« La programmation maltaise réunit neuf courts métrages mêlant fiction, animation et documentaire, offrant au public marocain un aperçu de la diversité de la création et du patrimoine culturel maltais », lit-on dans un communiqué ad hoc. Pas moins de 400 courts-métrages ont été reçus de 90 pays et des cinq continents. Un engouement qui traduit la volonté des organisateurs de faire de la ville hôte « un espace de circulation des œuvres, des idées et des talents ». La production locale se sera pas en reste.

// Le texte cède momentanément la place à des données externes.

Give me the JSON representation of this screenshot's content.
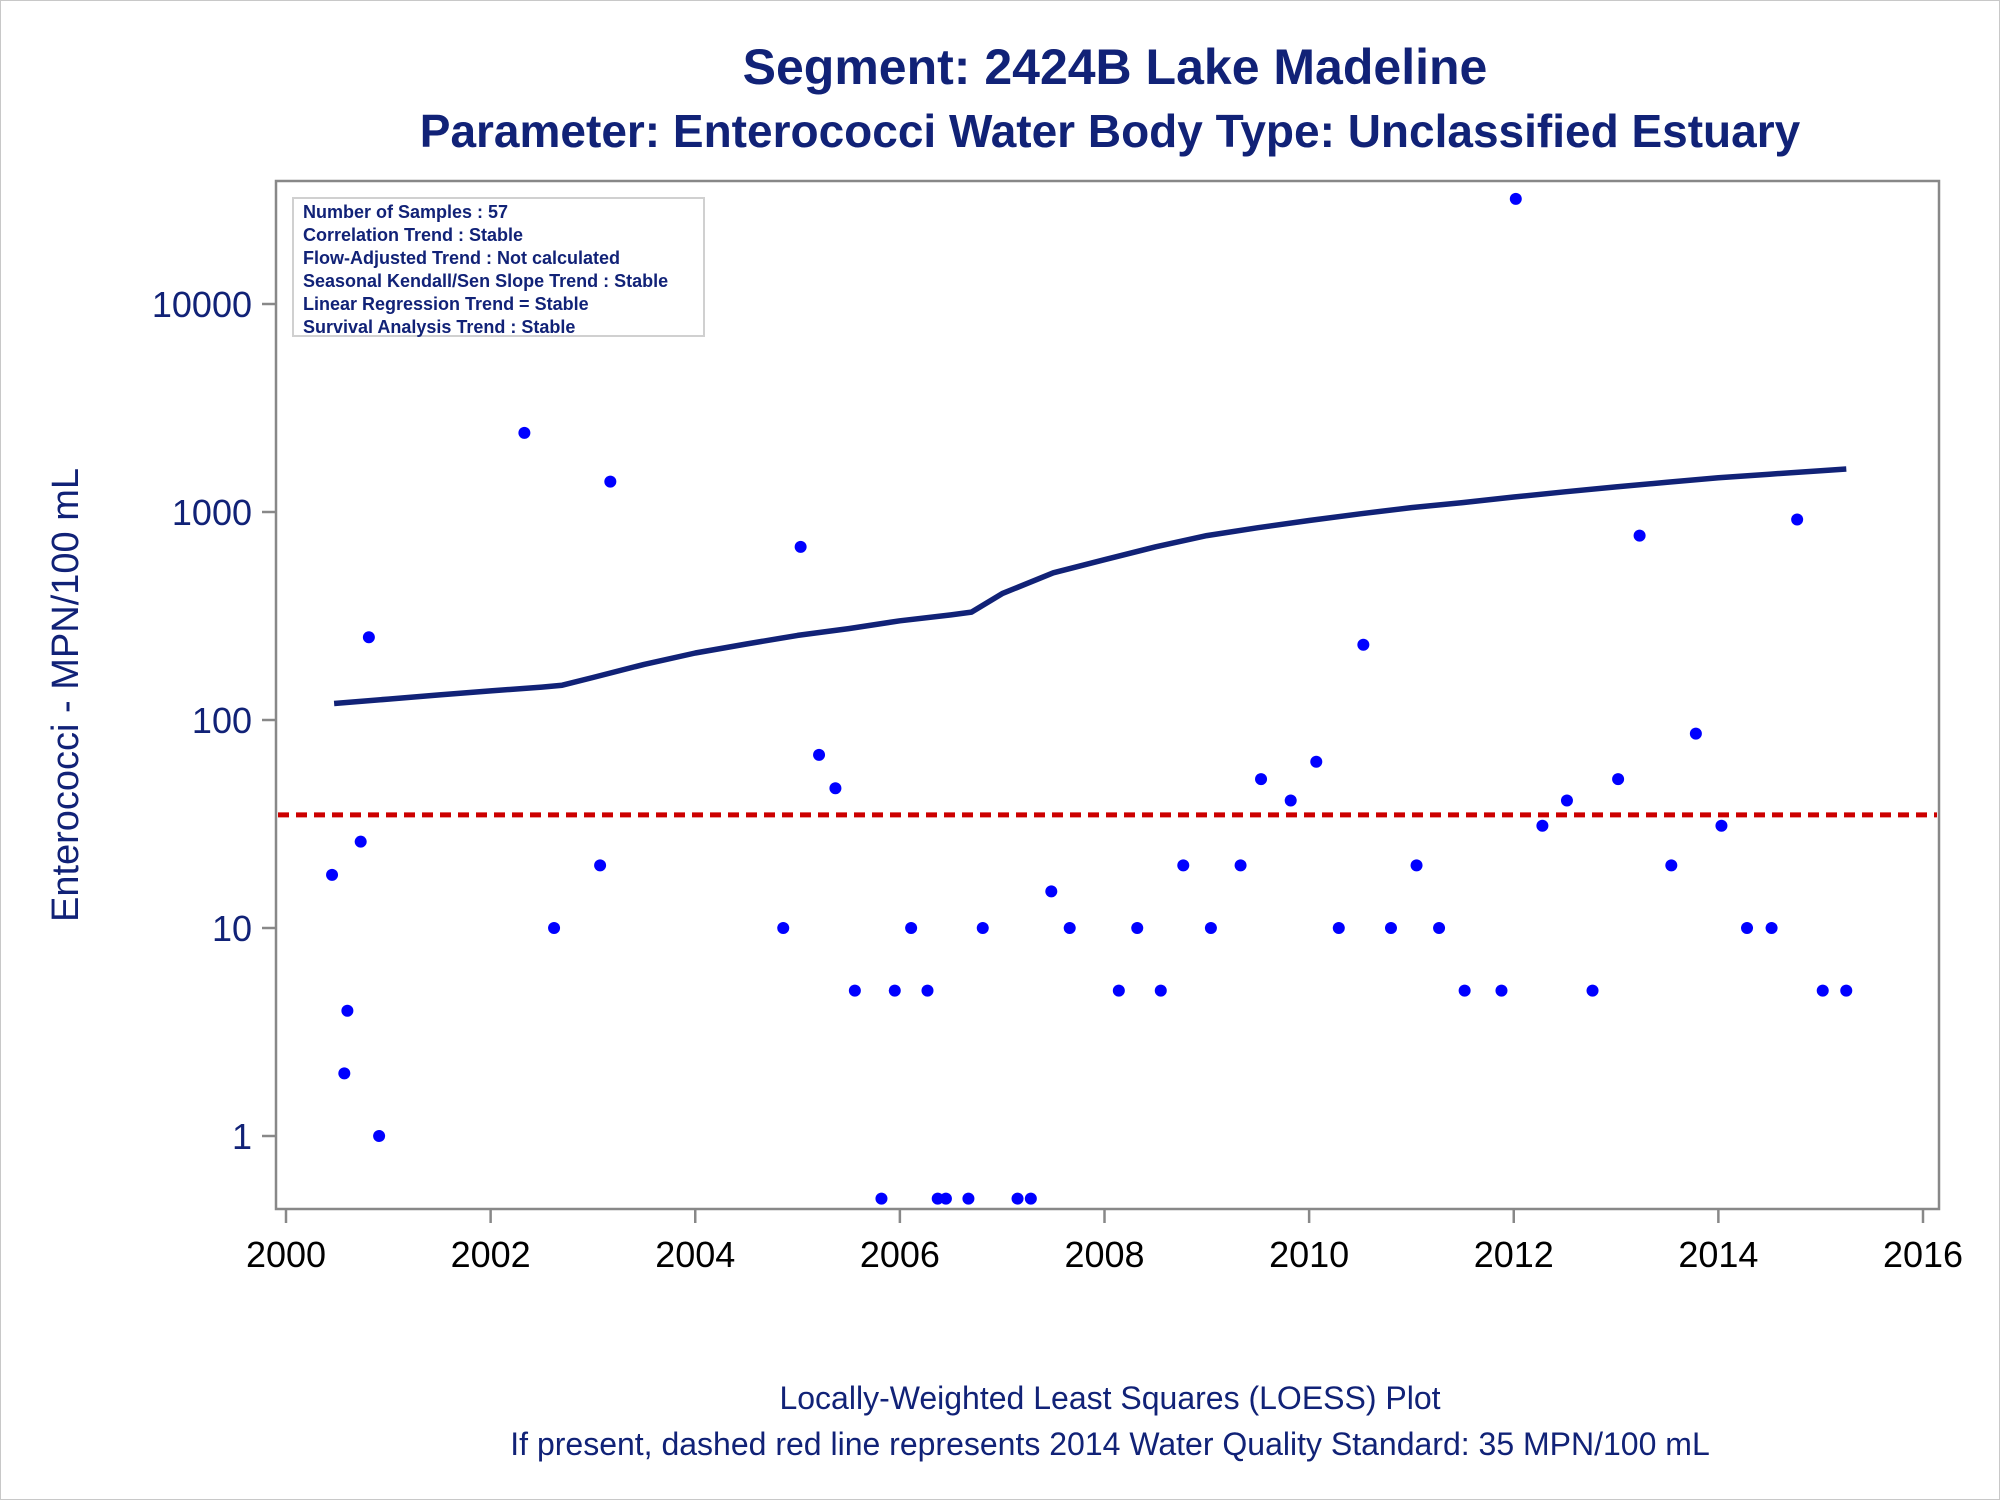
{
  "title": "Segment: 2424B  Lake Madeline",
  "subtitle": "Parameter: Enterococci   Water Body Type: Unclassified Estuary",
  "footnote1": "Locally-Weighted Least Squares (LOESS) Plot",
  "footnote2": "If present, dashed red line represents 2014 Water Quality Standard: 35 MPN/100 mL",
  "stats_box": [
    "Number of Samples : 57",
    "Correlation Trend : Stable",
    "Flow-Adjusted Trend : Not calculated",
    "Seasonal Kendall/Sen Slope Trend : Stable",
    "Linear Regression Trend = Stable",
    "Survival Analysis Trend : Stable"
  ],
  "colors": {
    "text": "#112277",
    "points": "#0000ff",
    "loess": "#112277",
    "standard": "#cc0000",
    "axis": "#888888"
  },
  "chart_data": {
    "type": "scatter",
    "xlabel": "",
    "ylabel": "Enterococci - MPN/100 mL",
    "x_scale": "time",
    "y_scale": "log",
    "xlim": [
      2000,
      2016
    ],
    "ylim": [
      0.45,
      35000
    ],
    "x_ticks": [
      "2000",
      "2002",
      "2004",
      "2006",
      "2008",
      "2010",
      "2012",
      "2014",
      "2016"
    ],
    "y_ticks": [
      "1",
      "10",
      "100",
      "1000",
      "10000"
    ],
    "grid": false,
    "standard_line": {
      "value": 35,
      "style": "dashed",
      "color": "#cc0000"
    },
    "series": [
      {
        "kind": "points",
        "x": [
          2000.45,
          2000.57,
          2000.6,
          2000.73,
          2000.81,
          2000.91,
          2002.33,
          2002.62,
          2003.07,
          2003.17,
          2004.86,
          2005.03,
          2005.21,
          2005.37,
          2005.56,
          2005.82,
          2005.95,
          2006.11,
          2006.27,
          2006.37,
          2006.45,
          2006.67,
          2006.81,
          2007.15,
          2007.28,
          2007.48,
          2007.66,
          2008.14,
          2008.32,
          2008.55,
          2008.77,
          2009.04,
          2009.33,
          2009.53,
          2009.82,
          2010.07,
          2010.29,
          2010.53,
          2010.8,
          2011.05,
          2011.27,
          2011.52,
          2011.88,
          2012.02,
          2012.28,
          2012.52,
          2012.77,
          2013.02,
          2013.23,
          2013.54,
          2013.78,
          2014.03,
          2014.28,
          2014.52,
          2014.77,
          2015.02,
          2015.25
        ],
        "values": [
          18,
          2,
          4,
          26,
          250,
          1,
          2400,
          10,
          20,
          1400,
          10,
          680,
          68,
          47,
          5,
          0.5,
          5,
          10,
          5,
          0.5,
          0.5,
          0.5,
          10,
          0.5,
          0.5,
          15,
          10,
          5,
          10,
          5,
          20,
          10,
          20,
          52,
          41,
          63,
          10,
          230,
          10,
          20,
          10,
          5,
          5,
          32000,
          31,
          41,
          5,
          52,
          770,
          20,
          86,
          31,
          10,
          10,
          920,
          5,
          5
        ]
      },
      {
        "kind": "loess",
        "x": [
          2000.47,
          2001.0,
          2001.5,
          2002.0,
          2002.5,
          2002.7,
          2003.0,
          2003.5,
          2004.0,
          2004.5,
          2005.0,
          2005.5,
          2006.0,
          2006.5,
          2006.7,
          2007.0,
          2007.5,
          2008.0,
          2008.5,
          2009.0,
          2009.5,
          2010.0,
          2010.5,
          2011.0,
          2011.5,
          2012.0,
          2012.5,
          2013.0,
          2013.5,
          2014.0,
          2014.5,
          2015.0,
          2015.25
        ],
        "values": [
          120,
          126,
          132,
          138,
          144,
          147,
          160,
          185,
          210,
          232,
          255,
          275,
          300,
          320,
          330,
          405,
          510,
          590,
          680,
          770,
          840,
          910,
          980,
          1050,
          1110,
          1180,
          1250,
          1320,
          1390,
          1460,
          1520,
          1580,
          1610
        ]
      }
    ]
  }
}
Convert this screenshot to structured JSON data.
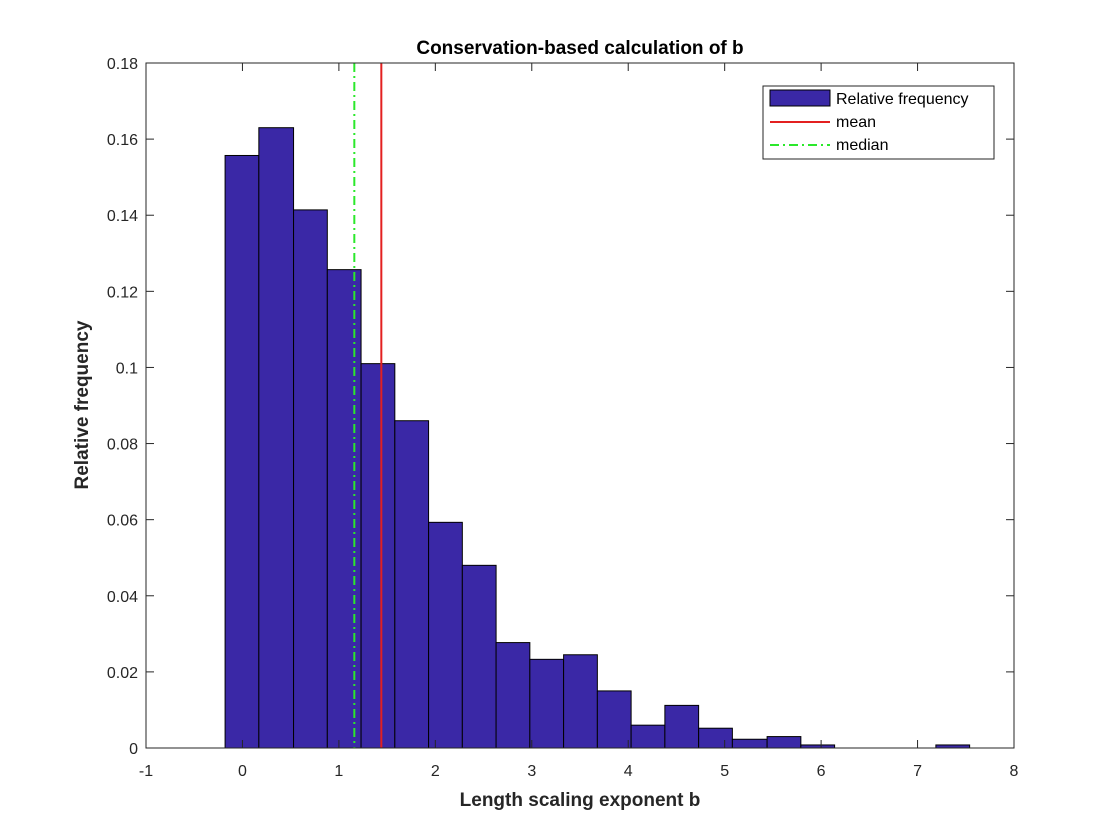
{
  "chart_data": {
    "type": "bar",
    "title": "Conservation-based calculation of b",
    "xlabel": "Length scaling exponent b",
    "ylabel": "Relative frequency",
    "xlim": [
      -1,
      8
    ],
    "ylim": [
      0,
      0.18
    ],
    "xticks": [
      -1,
      0,
      1,
      2,
      3,
      4,
      5,
      6,
      7,
      8
    ],
    "yticks": [
      0,
      0.02,
      0.04,
      0.06,
      0.08,
      0.1,
      0.12,
      0.14,
      0.16,
      0.18
    ],
    "xtick_labels": [
      "-1",
      "0",
      "1",
      "2",
      "3",
      "4",
      "5",
      "6",
      "7",
      "8"
    ],
    "ytick_labels": [
      "0",
      "0.02",
      "0.04",
      "0.06",
      "0.08",
      "0.1",
      "0.12",
      "0.14",
      "0.16",
      "0.18"
    ],
    "bin_edges": [
      -0.18,
      0.17,
      0.53,
      0.88,
      1.23,
      1.58,
      1.93,
      2.28,
      2.63,
      2.98,
      3.33,
      3.68,
      4.03,
      4.38,
      4.73,
      5.08,
      5.44,
      5.79,
      6.14,
      6.49,
      6.84,
      7.19,
      7.54
    ],
    "values": [
      0.1557,
      0.163,
      0.1414,
      0.1257,
      0.101,
      0.086,
      0.0593,
      0.048,
      0.0277,
      0.0233,
      0.0245,
      0.015,
      0.006,
      0.0112,
      0.0052,
      0.0023,
      0.003,
      0.0008,
      0.0,
      0.0,
      0.0,
      0.0008
    ],
    "series": [
      {
        "name": "Relative frequency",
        "kind": "histogram",
        "color": "#3A28A6"
      },
      {
        "name": "mean",
        "kind": "vline",
        "x": 1.44,
        "color": "#E32020"
      },
      {
        "name": "median",
        "kind": "vline",
        "x": 1.16,
        "color": "#2BE82B"
      }
    ],
    "legend_position": "top-right",
    "grid": false
  }
}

En effet, la compétition nationale reste un pilier du festival, révélant « une nouvelle génération de cinéastes » à travers « une plateforme de visibilité et de rencontre avec des professionnels et institutions venus de différents pays ».
Ivan Vassallo, consul général de la république de Malte au Maroc, se félicite de cette participation, qui reflète « une volonté de développer des liens culturels plus forts, une meilleure connaissance mutuelle et l’amitié » entre les deux pays.
Dans l’esprit de renforcer à la fois l’ancrage local du festival et de l’ouvrir sur le monde, ce dernier investit plusieurs lieux emblématiques de la ville, dont le Palais Badii, le Cyber Park, The Folk, l’Institut français de Marrakech, Meydene et le World Storytelling Café.
Cette année, le « Belarj Prize » sera attribué à une œuvre d’une sélection composée de « Fading Candle » d’Ismail Ait Lahcen, « Aicha » de Sanaa El Alaoui, « Two Ways » de Yassine Iguenfer, « Mesk Ellil » de Rami Adnane et « Behind the Curtain’s Edge » de Kacem Skalli. Le « Nakhil Prize » réunit « Aicha », « Two Ways » et « Paradise Garden » de Sonia Terrab. Le « Behja Prize » sera quant à lui décerné à une œuvre entre « Phone Breaker » de Aziz Hattab, « Les Liens Invisibles » de Sandia Tajdine, « Paradise Garden » de Khadija Salamadina et « 65 Days » de Mohamed Ben Seltana.
Par ailleurs, quatre films sont en sélection nationale hors compétition : « Quo Vadis Meryem » d’Amine Zeriouh, « With the Wind » d’Ines Lehaire, « Investigation » de Marwan Chiguer et « Crawling Birds » de Karim Taj.
Quant à la compétition internationale, elle rassemble des œuvres d’Italie, d’Irak, de Chine, du Portugal, d’Australie, d’Albanie, du Liban, du Kazakhstan, d’Égypte, d’Espagne, du Royaume-Uni, de Corée du Sud et du Japon. La sélection internationale hors compétition mettra en avant le Cambodge, la France, l’Arabie saoudite et l’Espagne.